Voltage increase per cycle across capacitor for a boost converter

boostcapacitorchargeconverterinductor

So I'm looking to make a high voltage capacitor charger using a boost converter and I'm wondering how much voltage the capacitor will increase per cycle of the boost converter. In reality, I would most likely design around a high powered inductor, charging to just below the maximum saturation current, then allowing enough time for the inductor to fully discharge into the capacitor (just on the brink of discontinuous operation).

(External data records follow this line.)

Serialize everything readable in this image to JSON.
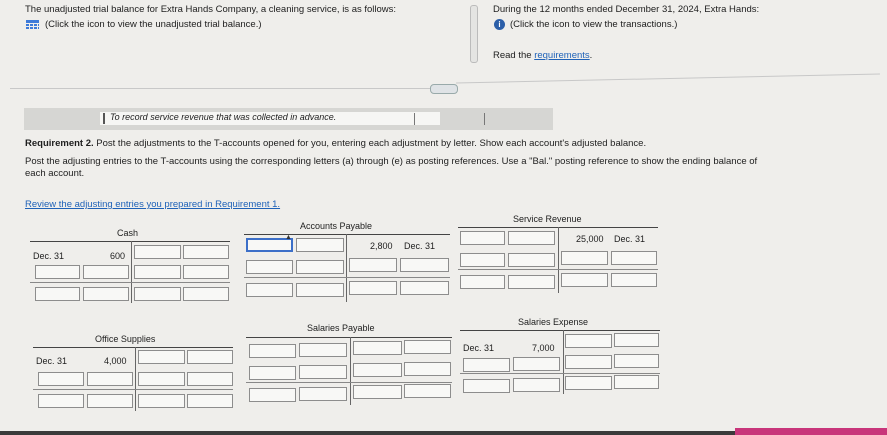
{
  "instructions": {
    "left_line1": "The unadjusted trial balance for Extra Hands Company, a cleaning service, is as follows:",
    "left_line2": "(Click the icon to view the unadjusted trial balance.)",
    "right_line1": "During the 12 months ended December 31, 2024, Extra Hands:",
    "right_line2": "(Click the icon to view the transactions.)",
    "read_requirements": "Read the requirements."
  },
  "banner": {
    "text": "To record service revenue that was collected in advance."
  },
  "requirement": {
    "line1_bold": "Requirement 2.",
    "line1_rest": " Post the adjustments to the T-accounts opened for you, entering each adjustment by letter. Show each account's adjusted balance.",
    "line2": "Post the adjusting entries to the T-accounts using the corresponding letters (a) through (e) as posting references. Use a \"Bal.\" posting reference to show the ending balance of",
    "line3": "each account.",
    "review_link": "Review the adjusting entries you prepared in Requirement 1."
  },
  "t_accounts": {
    "cash": {
      "title": "Cash",
      "row1_label": "Dec. 31",
      "row1_amount": "600"
    },
    "accounts_payable": {
      "title": "Accounts Payable",
      "row1_amount": "2,800",
      "row1_label": "Dec. 31"
    },
    "service_revenue": {
      "title": "Service Revenue",
      "row1_amount": "25,000",
      "row1_label": "Dec. 31"
    },
    "office_supplies": {
      "title": "Office Supplies",
      "row1_label": "Dec. 31",
      "row1_amount": "4,000"
    },
    "salaries_payable": {
      "title": "Salaries Payable"
    },
    "salaries_expense": {
      "title": "Salaries Expense",
      "row1_label": "Dec. 31",
      "row1_amount": "7,000"
    }
  },
  "icons": {
    "trial_balance": "table-grid-icon",
    "transactions": "info-icon"
  },
  "colors": {
    "link": "#1f62b8",
    "focus_border": "#3c6fc8"
  }
}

I know that the discharge time will be dependent on the output voltage thanks to a previous answer. The voltage however will be changing with time as the current from the inductor decreases. The rate of decrease will also be dependent on this output voltage meaning for a fixed duty cycle and frequency, the output voltage will not rise linearly and the rate of increase will decrease as time increases.

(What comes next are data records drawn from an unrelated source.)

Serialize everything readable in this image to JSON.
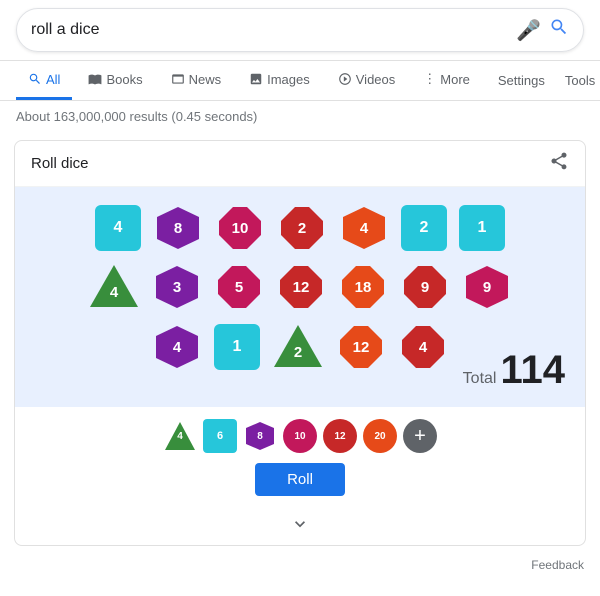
{
  "search": {
    "query": "roll a dice",
    "mic_icon": "🎤",
    "search_icon": "🔍"
  },
  "nav": {
    "tabs": [
      {
        "label": "All",
        "icon": "🔍",
        "active": true,
        "type": "all"
      },
      {
        "label": "Books",
        "icon": "📖",
        "type": "books"
      },
      {
        "label": "News",
        "icon": "📰",
        "type": "news"
      },
      {
        "label": "Images",
        "icon": "🖼",
        "type": "images"
      },
      {
        "label": "Videos",
        "icon": "▶",
        "type": "videos"
      },
      {
        "label": "More",
        "icon": "⋮",
        "type": "more"
      }
    ],
    "settings": "Settings",
    "tools": "Tools"
  },
  "results": {
    "count_text": "About 163,000,000 results (0.45 seconds)"
  },
  "dice_card": {
    "title": "Roll dice",
    "share_icon": "share",
    "total_label": "Total",
    "total_value": "114",
    "roll_btn": "Roll",
    "feedback": "Feedback",
    "dice_rows": [
      [
        {
          "shape": "square",
          "value": "4",
          "color": "#26c6da"
        },
        {
          "shape": "hex",
          "value": "8",
          "color": "#7b1fa2"
        },
        {
          "shape": "oct",
          "value": "10",
          "color": "#c2185b"
        },
        {
          "shape": "oct",
          "value": "2",
          "color": "#c62828"
        },
        {
          "shape": "hex",
          "value": "4",
          "color": "#e64a19"
        },
        {
          "shape": "square",
          "value": "2",
          "color": "#26c6da"
        },
        {
          "shape": "square",
          "value": "1",
          "color": "#26c6da"
        }
      ],
      [
        {
          "shape": "triangle",
          "value": "4",
          "color": "#388e3c"
        },
        {
          "shape": "hex",
          "value": "3",
          "color": "#7b1fa2"
        },
        {
          "shape": "oct",
          "value": "5",
          "color": "#c2185b"
        },
        {
          "shape": "oct",
          "value": "12",
          "color": "#c62828"
        },
        {
          "shape": "oct",
          "value": "18",
          "color": "#e64a19"
        },
        {
          "shape": "oct",
          "value": "9",
          "color": "#c62828"
        },
        {
          "shape": "diamond",
          "value": "9",
          "color": "#c2185b"
        }
      ],
      [
        {
          "shape": "hex",
          "value": "4",
          "color": "#7b1fa2"
        },
        {
          "shape": "square",
          "value": "1",
          "color": "#26c6da"
        },
        {
          "shape": "triangle",
          "value": "2",
          "color": "#388e3c"
        },
        {
          "shape": "oct",
          "value": "12",
          "color": "#e64a19"
        },
        {
          "shape": "oct",
          "value": "4",
          "color": "#c62828"
        }
      ]
    ],
    "type_buttons": [
      {
        "label": "4",
        "color": "#388e3c",
        "shape": "triangle"
      },
      {
        "label": "6",
        "color": "#26c6da",
        "shape": "square"
      },
      {
        "label": "8",
        "color": "#7b1fa2",
        "shape": "hex"
      },
      {
        "label": "10",
        "color": "#c2185b",
        "shape": "circle"
      },
      {
        "label": "12",
        "color": "#c62828",
        "shape": "circle"
      },
      {
        "label": "20",
        "color": "#e64a19",
        "shape": "circle"
      }
    ]
  }
}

How would I go about finding an equation for voltage increase per cycle? I'm assuming it will be likely iterative, depending on the output voltage of the last cycle.

Best Answer

Energy stored in a capacitor is \$ \frac{1}{2}CV^2 \$.

Energy stored in a inductor is \$ \frac{1}{2}LI^2 \$.

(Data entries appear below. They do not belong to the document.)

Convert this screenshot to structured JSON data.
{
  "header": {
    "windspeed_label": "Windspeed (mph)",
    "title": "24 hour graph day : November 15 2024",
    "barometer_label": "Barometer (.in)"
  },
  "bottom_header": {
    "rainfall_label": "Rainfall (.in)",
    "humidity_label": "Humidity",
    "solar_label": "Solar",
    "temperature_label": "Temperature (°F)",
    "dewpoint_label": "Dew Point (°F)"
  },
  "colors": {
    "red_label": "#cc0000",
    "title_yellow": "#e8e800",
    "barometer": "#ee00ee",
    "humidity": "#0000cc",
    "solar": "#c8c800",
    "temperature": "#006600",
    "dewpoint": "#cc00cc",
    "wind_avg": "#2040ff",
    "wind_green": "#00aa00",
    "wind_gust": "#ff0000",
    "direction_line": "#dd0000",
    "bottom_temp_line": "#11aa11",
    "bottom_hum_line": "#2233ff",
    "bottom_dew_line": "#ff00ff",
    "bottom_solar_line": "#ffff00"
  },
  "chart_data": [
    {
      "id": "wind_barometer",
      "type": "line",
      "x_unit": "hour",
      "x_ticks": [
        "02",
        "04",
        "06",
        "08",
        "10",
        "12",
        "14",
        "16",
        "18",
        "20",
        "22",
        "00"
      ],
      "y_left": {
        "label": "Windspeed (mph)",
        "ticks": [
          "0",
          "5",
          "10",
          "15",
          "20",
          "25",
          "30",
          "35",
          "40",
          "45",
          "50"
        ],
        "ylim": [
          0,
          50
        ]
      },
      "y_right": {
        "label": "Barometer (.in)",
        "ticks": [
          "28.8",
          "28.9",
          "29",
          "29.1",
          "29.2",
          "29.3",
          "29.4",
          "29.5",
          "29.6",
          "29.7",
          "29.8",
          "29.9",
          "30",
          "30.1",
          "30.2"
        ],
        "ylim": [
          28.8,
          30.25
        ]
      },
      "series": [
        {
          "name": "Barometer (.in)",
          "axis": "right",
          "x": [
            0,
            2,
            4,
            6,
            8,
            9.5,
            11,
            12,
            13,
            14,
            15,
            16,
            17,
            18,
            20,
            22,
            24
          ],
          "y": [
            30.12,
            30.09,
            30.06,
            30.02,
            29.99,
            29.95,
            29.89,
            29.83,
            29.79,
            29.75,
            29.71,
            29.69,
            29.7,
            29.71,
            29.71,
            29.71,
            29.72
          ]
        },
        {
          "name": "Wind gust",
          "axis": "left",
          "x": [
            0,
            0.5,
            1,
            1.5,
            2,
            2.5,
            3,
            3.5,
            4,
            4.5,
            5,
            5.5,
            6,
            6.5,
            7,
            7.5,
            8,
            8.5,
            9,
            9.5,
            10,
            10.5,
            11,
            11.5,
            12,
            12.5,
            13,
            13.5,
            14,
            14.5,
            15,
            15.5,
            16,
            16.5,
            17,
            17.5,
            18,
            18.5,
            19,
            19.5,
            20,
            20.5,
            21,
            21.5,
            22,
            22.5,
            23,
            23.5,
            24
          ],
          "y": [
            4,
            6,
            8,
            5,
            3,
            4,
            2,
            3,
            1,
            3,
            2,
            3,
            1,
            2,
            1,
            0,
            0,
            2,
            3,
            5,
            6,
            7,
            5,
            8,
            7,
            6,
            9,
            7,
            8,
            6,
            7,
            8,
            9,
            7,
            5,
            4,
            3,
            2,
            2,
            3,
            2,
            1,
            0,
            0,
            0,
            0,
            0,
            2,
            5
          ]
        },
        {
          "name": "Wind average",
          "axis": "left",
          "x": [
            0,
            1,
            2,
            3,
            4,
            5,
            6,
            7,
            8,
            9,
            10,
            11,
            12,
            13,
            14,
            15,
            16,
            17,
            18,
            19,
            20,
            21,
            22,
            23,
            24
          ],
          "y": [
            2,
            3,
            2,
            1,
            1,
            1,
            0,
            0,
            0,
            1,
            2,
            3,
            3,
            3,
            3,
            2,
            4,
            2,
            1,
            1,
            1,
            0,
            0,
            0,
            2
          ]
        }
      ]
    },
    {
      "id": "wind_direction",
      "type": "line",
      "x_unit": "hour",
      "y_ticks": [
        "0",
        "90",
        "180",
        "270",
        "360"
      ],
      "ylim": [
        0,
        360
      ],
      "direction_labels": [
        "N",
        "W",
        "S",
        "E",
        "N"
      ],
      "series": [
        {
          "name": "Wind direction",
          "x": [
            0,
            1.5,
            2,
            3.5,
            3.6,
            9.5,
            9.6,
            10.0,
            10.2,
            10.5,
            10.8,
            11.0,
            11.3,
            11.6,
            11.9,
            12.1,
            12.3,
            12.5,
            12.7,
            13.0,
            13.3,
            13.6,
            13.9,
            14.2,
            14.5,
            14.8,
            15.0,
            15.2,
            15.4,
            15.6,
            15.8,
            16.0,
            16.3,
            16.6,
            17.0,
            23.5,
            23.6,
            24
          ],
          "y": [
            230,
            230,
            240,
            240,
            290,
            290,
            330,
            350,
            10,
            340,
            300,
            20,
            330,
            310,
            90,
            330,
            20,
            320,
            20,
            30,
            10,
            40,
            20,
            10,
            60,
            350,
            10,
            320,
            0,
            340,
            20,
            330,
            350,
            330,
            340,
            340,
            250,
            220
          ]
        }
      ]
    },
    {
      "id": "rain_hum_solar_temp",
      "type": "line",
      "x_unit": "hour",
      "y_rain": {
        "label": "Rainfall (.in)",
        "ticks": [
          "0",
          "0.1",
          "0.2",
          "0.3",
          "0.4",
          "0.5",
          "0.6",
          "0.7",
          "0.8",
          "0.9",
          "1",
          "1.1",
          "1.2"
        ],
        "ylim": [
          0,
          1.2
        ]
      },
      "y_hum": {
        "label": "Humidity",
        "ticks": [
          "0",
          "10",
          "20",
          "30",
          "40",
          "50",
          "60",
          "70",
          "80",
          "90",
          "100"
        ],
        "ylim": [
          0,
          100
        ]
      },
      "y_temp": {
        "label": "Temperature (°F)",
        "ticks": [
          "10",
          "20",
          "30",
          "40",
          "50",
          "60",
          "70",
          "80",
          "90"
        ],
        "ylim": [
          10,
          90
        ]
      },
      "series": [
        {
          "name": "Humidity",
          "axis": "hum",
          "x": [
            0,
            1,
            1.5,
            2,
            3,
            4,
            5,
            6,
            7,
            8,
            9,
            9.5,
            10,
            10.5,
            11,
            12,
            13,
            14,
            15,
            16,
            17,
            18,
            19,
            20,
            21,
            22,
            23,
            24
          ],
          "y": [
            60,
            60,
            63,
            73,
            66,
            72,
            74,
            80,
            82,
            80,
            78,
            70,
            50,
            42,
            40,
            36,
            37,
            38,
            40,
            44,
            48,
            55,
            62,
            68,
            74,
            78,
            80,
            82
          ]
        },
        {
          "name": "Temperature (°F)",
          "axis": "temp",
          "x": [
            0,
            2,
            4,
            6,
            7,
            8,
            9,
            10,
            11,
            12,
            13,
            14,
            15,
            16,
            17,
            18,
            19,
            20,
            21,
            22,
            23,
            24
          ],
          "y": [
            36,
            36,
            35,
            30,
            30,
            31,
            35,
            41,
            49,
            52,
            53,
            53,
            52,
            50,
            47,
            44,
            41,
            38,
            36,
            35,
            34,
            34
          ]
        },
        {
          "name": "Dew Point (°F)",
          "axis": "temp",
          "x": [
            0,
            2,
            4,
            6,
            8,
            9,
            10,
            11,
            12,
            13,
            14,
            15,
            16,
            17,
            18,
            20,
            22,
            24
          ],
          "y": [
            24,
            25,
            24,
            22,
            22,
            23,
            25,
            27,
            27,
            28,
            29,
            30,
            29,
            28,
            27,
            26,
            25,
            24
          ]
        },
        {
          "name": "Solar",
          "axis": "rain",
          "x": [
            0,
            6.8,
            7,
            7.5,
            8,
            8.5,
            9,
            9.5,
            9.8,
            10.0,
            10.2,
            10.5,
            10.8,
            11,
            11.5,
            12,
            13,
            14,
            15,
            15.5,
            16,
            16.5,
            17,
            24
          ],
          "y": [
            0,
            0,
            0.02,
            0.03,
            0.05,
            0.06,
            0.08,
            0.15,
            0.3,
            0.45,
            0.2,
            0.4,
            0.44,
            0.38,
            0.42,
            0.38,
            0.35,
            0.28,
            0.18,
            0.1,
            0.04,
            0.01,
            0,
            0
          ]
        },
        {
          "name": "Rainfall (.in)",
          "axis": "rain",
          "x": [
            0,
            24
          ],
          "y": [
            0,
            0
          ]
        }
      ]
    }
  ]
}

So the conservation of energy equation would be: $$ \frac{1}{2}LI_i^2 - \frac{1}{2}LI_f^2 = \frac{1}{2}CV_f^2 - \frac{1}{2}CV_i^2 $$ (subscript i means initial, f means final)

Using an assumption that \$V_{out}\$ is near constant over one cycle, that is \$ V_{out} \gg V_f-V_i \$, then \$ 2 V_{out} \approx V_{f} + V_{i} \$. $$ \frac{1}{2}CV_f^2 - \frac{1}{2}CV_i^2 = \frac{1}{2}C(V_f^2-V_i^2) = \frac{1}{2}C(V_f+V_i)(V_f-V_i) = C V_{out} \Delta V$$ This is the answer given by jp314.